Kavi: 1.Yakar, yakıcı. 2. Kuvvetli, güçlü. 3. Sağlam inanılır.
Arapça kökenli bu kelimeyi, yüzlerce örneğinde olduğu gibi sonuna -li yapım eki takılarak kendimize benzetmiş; Türkçe sözcük yapmışız.. Anlayacağınız, “kavili” sözcüğü yukarıdaki anlamları içerir.
Kavil, sözcüğü de Arapça “kavl” kelimesinden gelir. Onu da “kavil” yaparak Türkçeleştirmişiz, kendimizce. Anlamı da, anlaşma, sözleşmedir.
Şimdi buradan yola çıkarak gelelim, Avukat Ömer Kavili davasına. Besbelli ki Ömer Bey, kavili, yani, güçlü kuvvetli, sağlam inandırıcı, yakıcı bir savunma yaptı.
”Demokratik, laik, sosyal, hukuk devleti” denilen Cumhuriyetin, son kalıntılarını da yer ile yeksan etmeye “Kavilli Güruh” öyle bir savunmaya tahammül edemezler.

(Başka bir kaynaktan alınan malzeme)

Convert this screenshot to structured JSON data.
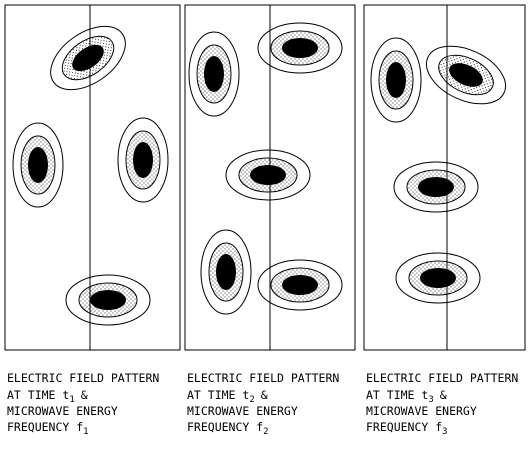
{
  "panels": [
    {
      "caption": {
        "line1": "ELECTRIC FIELD PATTERN",
        "line2": {
          "text": "AT TIME t",
          "sub": "1",
          "suffix": "&"
        },
        "line3": "MICROWAVE ENERGY",
        "line4": {
          "text": "FREQUENCY f",
          "sub": "1"
        }
      }
    },
    {
      "caption": {
        "line1": "ELECTRIC FIELD PATTERN",
        "line2": {
          "text": "AT TIME t",
          "sub": "2",
          "suffix": "&"
        },
        "line3": "MICROWAVE ENERGY",
        "line4": {
          "text": "FREQUENCY f",
          "sub": "2"
        }
      }
    },
    {
      "caption": {
        "line1": "ELECTRIC FIELD PATTERN",
        "line2": {
          "text": "AT TIME t",
          "sub": "3",
          "suffix": "&"
        },
        "line3": "MICROWAVE ENERGY",
        "line4": {
          "text": "FREQUENCY f",
          "sub": "3"
        }
      }
    }
  ]
}
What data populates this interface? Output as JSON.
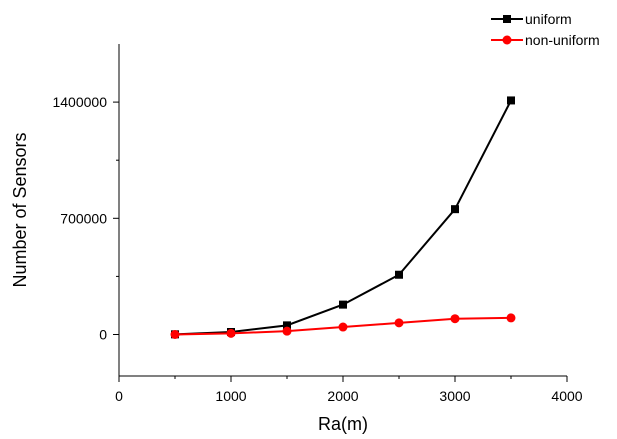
{
  "chart_data": {
    "type": "line",
    "xlabel": "Ra(m)",
    "ylabel": "Number of Sensors",
    "xlim": [
      0,
      4000
    ],
    "ylim": [
      -250000,
      1750000
    ],
    "x_ticks": [
      "0",
      "1000",
      "2000",
      "3000",
      "4000"
    ],
    "x_tick_values": [
      0,
      1000,
      2000,
      3000,
      4000
    ],
    "y_ticks": [
      "0",
      "700000",
      "1400000"
    ],
    "y_tick_values": [
      0,
      700000,
      1400000
    ],
    "grid": false,
    "legend_position": "top-right",
    "x": [
      500,
      1000,
      1500,
      2000,
      2500,
      3000,
      3500
    ],
    "series": [
      {
        "name": "uniform",
        "color": "#000000",
        "marker": "square",
        "values": [
          1000,
          15000,
          55000,
          180000,
          360000,
          755000,
          1410000
        ]
      },
      {
        "name": "non-uniform",
        "color": "#ff0000",
        "marker": "circle",
        "values": [
          0,
          7000,
          20000,
          45000,
          70000,
          95000,
          100000
        ]
      }
    ]
  }
}
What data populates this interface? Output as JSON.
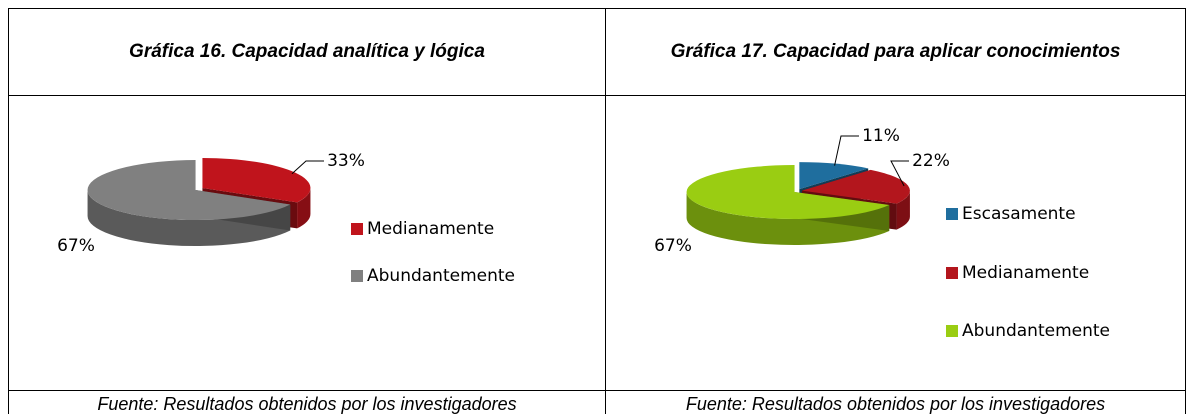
{
  "chart_data": [
    {
      "type": "pie",
      "title": "Gráfica 16. Capacidad analítica y lógica",
      "categories": [
        "Medianamente",
        "Abundantemente"
      ],
      "values": [
        33,
        67
      ],
      "value_labels": [
        "33%",
        "67%"
      ],
      "colors": [
        "#c0141c",
        "#808080"
      ],
      "legend": "right",
      "source": "Fuente: Resultados obtenidos por los investigadores"
    },
    {
      "type": "pie",
      "title": "Gráfica 17. Capacidad para aplicar conocimientos",
      "categories": [
        "Escasamente",
        "Medianamente",
        "Abundantemente"
      ],
      "values": [
        11,
        22,
        67
      ],
      "value_labels": [
        "11%",
        "22%",
        "67%"
      ],
      "colors": [
        "#1f6e9e",
        "#b3161d",
        "#9acd12"
      ],
      "legend": "right",
      "source": "Fuente: Resultados obtenidos por los investigadores"
    }
  ]
}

Her zaman yaptıkları gibi, “İslamofaşist” yıldırma, sindirme, susturma yöntemine başvurmak zorunda kaldılar. Mes’ele bundan ibarettir. Saygılarımla, evrimini tamamlamış insanlara arz olunur. Kavilli insansılara söz anlatmaya çalışmak deveye hendek atlatmak olur. Deve,mübarektir; sidiği de devalarıdır.